The doorway was empty.

"Staff member is finally gone," she said breathlessly. "He was watching us like a damn pervert."

"I know. I think we made his night," Dario replied, his voice completely level. She let go of his lapels, and he lowered her leg.

They walked without hurrying, and neither of them said anything until they were inside their car, and she had the reliquary out of its hiding spot. His brows went up.

"What? I needed to put it somewhere," she said and started laughing, because the whole scene of Polat's face and the horror of the other guests was a disaster.

"That was the dumbest thing I have ever seen," she said between giggles.

Dario was smiling. "You're welcome for that, Spartana."

"I can't believe that worked."

"I had less than a minute to come up with something! You're lucky it wasn't worse."

The low light of the car made the shadows dance on his face. He was still grinning, and it was big and genuine.

"What did you say to Polat? My Turkish is rusty," she asked.

"Only that I had been testing him because a collector had told me the documentation on a piece in his collection was questionable. I had wanted to see how he responded to pressure." He shrugged. "I told him he did very well and that I would be passing his name to my client as a reputable source."

She stared at him. "He believed that shit?"

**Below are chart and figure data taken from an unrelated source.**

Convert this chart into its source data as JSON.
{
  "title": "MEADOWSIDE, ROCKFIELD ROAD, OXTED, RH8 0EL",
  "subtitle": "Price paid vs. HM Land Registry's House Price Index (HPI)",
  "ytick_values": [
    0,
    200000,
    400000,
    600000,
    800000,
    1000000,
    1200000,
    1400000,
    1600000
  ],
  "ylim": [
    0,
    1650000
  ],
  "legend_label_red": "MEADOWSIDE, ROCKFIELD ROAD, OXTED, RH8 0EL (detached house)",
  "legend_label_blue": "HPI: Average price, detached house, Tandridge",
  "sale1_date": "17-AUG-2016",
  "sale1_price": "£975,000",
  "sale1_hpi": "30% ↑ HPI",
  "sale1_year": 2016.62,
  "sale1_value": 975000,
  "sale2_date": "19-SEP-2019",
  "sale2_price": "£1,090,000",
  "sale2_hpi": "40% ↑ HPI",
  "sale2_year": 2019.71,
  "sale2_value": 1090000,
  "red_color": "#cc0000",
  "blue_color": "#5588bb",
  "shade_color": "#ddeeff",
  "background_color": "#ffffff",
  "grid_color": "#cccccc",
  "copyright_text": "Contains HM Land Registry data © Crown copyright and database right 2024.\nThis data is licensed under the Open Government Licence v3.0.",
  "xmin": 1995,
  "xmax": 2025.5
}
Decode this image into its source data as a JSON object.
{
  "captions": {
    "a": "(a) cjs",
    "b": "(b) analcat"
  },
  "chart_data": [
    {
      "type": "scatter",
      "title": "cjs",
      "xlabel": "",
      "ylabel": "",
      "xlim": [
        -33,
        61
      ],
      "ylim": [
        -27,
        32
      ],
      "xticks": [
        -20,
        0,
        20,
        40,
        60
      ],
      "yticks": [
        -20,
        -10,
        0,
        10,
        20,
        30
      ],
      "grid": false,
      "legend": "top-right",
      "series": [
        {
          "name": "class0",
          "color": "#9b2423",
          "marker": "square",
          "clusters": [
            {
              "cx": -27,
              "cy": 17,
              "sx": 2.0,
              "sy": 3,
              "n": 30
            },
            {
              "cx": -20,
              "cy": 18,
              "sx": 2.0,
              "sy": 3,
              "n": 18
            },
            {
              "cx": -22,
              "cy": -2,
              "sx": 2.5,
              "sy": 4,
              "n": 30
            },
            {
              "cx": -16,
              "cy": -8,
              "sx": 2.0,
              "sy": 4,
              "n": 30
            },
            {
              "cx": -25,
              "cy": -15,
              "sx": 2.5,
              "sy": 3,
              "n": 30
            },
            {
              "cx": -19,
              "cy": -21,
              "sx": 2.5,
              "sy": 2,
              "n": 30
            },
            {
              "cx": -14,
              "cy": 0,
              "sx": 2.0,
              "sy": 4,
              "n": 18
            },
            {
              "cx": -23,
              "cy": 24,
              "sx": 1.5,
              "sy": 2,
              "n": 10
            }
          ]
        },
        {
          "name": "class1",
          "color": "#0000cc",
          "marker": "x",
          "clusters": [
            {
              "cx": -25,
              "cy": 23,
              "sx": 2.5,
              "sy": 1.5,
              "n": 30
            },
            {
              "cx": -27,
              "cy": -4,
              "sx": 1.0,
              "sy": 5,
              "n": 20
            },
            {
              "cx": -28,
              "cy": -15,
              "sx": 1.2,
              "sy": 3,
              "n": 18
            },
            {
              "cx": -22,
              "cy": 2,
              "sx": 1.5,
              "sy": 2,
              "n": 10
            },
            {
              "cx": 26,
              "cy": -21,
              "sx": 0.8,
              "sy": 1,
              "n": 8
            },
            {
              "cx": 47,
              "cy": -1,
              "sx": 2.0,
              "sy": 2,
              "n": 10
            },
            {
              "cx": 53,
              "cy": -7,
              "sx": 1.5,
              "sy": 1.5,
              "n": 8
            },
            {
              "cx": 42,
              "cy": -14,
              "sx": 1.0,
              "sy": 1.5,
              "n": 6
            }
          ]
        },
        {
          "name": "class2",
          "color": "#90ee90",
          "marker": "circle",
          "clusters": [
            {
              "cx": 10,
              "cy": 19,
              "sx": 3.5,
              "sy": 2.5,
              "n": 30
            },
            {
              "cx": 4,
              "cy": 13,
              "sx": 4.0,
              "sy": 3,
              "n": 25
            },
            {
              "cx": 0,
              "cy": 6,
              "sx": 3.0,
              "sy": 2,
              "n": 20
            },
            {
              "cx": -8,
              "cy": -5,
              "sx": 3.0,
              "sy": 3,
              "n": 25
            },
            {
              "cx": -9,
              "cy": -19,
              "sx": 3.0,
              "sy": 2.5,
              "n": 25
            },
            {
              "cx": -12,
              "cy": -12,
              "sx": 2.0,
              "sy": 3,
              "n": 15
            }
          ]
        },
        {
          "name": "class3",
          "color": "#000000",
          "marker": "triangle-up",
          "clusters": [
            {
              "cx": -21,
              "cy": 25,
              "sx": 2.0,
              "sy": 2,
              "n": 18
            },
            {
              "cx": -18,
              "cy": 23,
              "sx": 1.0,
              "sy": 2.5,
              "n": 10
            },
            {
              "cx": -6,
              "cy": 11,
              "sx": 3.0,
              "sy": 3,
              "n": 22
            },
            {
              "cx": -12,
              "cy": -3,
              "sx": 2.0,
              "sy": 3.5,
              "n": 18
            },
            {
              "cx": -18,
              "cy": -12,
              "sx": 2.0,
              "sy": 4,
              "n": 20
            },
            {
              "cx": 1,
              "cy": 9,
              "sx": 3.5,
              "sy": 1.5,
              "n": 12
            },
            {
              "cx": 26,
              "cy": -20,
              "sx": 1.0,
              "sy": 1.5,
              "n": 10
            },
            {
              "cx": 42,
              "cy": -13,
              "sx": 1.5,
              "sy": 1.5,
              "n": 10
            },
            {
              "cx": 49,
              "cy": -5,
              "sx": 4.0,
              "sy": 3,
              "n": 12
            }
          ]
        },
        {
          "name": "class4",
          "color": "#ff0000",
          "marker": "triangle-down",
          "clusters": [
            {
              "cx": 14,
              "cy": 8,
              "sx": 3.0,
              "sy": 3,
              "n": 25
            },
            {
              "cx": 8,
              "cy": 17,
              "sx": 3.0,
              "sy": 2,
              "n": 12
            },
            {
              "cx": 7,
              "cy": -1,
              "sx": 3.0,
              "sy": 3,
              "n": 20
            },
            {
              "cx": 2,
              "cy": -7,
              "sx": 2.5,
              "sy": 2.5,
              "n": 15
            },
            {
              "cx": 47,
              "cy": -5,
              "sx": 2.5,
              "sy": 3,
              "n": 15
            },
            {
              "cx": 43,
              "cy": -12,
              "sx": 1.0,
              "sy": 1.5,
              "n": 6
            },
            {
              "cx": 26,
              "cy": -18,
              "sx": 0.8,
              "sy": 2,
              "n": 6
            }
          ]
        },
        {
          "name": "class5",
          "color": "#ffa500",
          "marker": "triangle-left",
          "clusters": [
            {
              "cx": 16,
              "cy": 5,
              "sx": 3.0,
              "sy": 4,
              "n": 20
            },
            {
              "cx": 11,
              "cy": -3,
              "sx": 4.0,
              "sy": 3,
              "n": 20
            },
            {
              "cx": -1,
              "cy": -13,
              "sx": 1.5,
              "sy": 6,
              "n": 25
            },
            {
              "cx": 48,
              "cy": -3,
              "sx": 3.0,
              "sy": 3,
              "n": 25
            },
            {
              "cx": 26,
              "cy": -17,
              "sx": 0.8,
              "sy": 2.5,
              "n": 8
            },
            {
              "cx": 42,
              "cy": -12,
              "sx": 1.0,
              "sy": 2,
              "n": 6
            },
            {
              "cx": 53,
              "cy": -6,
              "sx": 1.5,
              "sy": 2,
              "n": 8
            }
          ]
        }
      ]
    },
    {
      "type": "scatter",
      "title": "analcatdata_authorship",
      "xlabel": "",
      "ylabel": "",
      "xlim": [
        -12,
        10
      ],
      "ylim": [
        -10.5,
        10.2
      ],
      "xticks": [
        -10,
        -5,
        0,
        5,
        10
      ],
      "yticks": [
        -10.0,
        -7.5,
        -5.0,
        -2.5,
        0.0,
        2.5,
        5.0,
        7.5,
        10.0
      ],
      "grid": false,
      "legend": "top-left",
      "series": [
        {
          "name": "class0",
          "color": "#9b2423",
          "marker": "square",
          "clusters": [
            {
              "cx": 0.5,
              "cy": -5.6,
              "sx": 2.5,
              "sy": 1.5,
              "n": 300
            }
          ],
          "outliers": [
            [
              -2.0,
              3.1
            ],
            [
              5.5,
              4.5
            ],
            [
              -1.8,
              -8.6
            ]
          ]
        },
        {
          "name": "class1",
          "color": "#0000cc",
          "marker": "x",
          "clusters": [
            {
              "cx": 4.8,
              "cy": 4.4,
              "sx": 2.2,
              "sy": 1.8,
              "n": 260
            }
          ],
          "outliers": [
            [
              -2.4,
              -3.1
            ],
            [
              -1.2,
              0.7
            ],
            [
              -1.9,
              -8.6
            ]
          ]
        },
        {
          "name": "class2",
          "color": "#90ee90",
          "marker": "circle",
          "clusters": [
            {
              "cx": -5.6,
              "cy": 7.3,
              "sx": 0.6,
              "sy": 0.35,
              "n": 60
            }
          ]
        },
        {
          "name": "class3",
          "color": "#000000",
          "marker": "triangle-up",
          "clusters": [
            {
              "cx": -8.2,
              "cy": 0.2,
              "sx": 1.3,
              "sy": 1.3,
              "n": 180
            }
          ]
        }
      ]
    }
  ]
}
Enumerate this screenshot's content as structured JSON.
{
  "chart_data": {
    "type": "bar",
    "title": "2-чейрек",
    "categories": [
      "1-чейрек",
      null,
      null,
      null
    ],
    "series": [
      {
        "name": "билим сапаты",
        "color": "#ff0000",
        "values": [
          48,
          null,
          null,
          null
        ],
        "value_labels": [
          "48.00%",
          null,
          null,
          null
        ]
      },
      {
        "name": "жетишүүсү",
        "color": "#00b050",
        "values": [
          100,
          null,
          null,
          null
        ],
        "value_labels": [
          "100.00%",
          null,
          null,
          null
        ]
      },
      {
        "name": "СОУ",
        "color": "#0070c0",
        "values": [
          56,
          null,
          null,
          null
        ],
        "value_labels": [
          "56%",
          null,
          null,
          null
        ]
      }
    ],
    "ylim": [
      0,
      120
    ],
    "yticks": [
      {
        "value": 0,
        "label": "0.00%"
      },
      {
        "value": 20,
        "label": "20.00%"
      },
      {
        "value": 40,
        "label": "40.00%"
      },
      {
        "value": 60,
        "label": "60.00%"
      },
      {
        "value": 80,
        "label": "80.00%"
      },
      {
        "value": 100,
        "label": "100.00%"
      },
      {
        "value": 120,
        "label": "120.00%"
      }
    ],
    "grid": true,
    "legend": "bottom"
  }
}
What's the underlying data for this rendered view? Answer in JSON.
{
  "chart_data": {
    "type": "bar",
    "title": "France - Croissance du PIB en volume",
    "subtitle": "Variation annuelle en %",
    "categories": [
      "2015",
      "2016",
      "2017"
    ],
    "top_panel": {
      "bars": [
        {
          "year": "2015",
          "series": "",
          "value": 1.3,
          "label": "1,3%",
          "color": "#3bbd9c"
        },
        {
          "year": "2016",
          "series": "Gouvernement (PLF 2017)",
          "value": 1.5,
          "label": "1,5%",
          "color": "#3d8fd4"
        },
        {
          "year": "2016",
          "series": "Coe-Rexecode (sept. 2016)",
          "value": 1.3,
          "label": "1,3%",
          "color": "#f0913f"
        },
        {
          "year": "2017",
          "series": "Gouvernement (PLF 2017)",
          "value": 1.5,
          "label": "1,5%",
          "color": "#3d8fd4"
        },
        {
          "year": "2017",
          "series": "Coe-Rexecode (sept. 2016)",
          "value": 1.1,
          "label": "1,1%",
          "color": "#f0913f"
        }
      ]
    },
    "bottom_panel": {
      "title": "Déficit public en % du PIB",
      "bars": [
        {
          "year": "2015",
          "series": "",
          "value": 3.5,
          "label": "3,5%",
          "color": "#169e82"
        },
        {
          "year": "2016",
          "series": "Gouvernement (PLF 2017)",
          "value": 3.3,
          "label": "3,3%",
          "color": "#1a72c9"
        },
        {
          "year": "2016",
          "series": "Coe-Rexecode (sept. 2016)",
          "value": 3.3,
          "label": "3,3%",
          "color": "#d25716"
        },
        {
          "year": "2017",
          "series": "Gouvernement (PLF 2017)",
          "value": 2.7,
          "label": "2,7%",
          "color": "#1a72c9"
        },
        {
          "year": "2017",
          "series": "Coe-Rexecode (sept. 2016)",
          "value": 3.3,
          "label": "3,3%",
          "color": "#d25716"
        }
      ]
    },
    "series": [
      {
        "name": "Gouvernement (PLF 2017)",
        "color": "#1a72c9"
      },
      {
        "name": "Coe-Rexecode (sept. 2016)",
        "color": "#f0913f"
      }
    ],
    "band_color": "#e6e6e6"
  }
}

"He wanted to. People usually do to make the embarrassing moment go away."

"Huh, what an idiot."

The adrenaline was still moving through Frederica, warm and electric, making the edges of everything slightly too bright, too clear, and her own heartbeat audible. She was very aware of how small the car was and how Dario was too big for it.

"Hotel," she said, looking into the visor mirror and wiping a smear of lipstick off her chin. Dario never did anything by halves, and she looked like a drunk clown. "Quickly, before anyone figures out we didn't arrive at the party together."

"Hotel," Dario agreed and started the car.